In another departure from generally accepted reality, Sununu portrays his defenestration as his own idea—“I finally decided that I did not want to burden either the president or the [reelection] campaign”—while contemporaneous and credible accounts instead described a man toiling desperately to marshal political support and keep his West Wing office.
“They will never get me!” he screamed at Fitzwater as the scandal mushroomed—although in Fitzwater’s account, Sununu pleaded with underlings to speak to the president on his behalf in a campaign to save his job, and ended up sobbing on the day the deed was done.
The chief of staff didn’t even take the hint after a grim visit from George W. Bush, the future president, who suggested that Sununu’s continued presence at the White House was causing severe heartburn. “I attributed it,” Sununu recounts, dismissively, “to the personal concern of a son for his father.”
Sununu—who confides that he received special dispensation from his erstwhile boss to write the Washington tell-all he promised he’d never write—spends many pages dutifully (sometimes tediously, in the dull prose of government press releases) listing Bush’s various legislative and foreign policy accomplishments, not least of which was the successful diplomatic and military juggernaut that forced Iraqi dictator Saddam Hussein to end his occupation of Kuwait.
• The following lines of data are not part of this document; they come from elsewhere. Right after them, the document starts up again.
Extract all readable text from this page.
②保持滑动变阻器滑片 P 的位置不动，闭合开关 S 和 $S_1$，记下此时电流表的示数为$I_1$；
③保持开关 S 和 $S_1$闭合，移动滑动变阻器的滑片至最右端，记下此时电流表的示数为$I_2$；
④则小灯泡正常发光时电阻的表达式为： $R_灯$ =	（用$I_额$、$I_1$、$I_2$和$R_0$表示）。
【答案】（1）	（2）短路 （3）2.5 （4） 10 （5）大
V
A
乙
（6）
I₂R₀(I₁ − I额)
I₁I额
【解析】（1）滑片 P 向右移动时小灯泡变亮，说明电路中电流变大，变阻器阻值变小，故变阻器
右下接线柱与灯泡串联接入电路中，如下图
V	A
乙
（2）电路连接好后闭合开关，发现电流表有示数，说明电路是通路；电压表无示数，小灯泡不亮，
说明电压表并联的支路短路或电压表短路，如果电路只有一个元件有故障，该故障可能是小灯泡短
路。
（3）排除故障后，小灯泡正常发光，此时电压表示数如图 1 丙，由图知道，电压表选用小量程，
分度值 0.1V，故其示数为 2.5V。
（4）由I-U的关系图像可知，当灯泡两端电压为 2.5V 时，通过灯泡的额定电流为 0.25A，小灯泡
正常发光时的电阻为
Typical chapter opening: “Helping end the Cold War, fixing the budget crisis, getting historic environmental legislation, and unleashing America’s domestic energy capacity were all great achievements, but George Bush was just getting started.”
To give the author his due, Sununu’s ringside-seat accounts of Bush’s persistent courting of Soviet leader Mikhail Gorbachev and the tactful delicacy with which he handled the breakup of the Soviet empire, Bush’s deft touch with the hardnosed Chinese leadership, and the skill he brought to assembling the international coalition that supported the first Gulf War (while ending the adventure when the goal was met), make one yearn for an apparently bygone era when an American president had a knack for foreign policy.
And Sununu includes an irresistible anecdote about an understandably bored president, passing the time while enduring 35 droning speeches by world leaders at the Commission on Security and Cooperation in Europe by penning limericks—“some of them quite bawdy.” Sununu writes that Bush kept passing them back as notes to him and National Security Adviser Brent Scowcroft. “I made sure to destroy all the notes,” Sununu recounts. “The only ones I clearly remember ... were one that started, ‘There was a Big Chancellor from Bonn ...’ and another that ended, ‘Only Dennis, her husband, could catch her.’ ”
In another anecdote, apparently to illustrate Bush’s penchant for personal phone calls, Sununu writes that “I often joked that his dialing finger was an inch shorter at the end of his term than it was at the beginning.”
It’s apparent from this memoir that Sununu’s middle finger is at least an inch longer.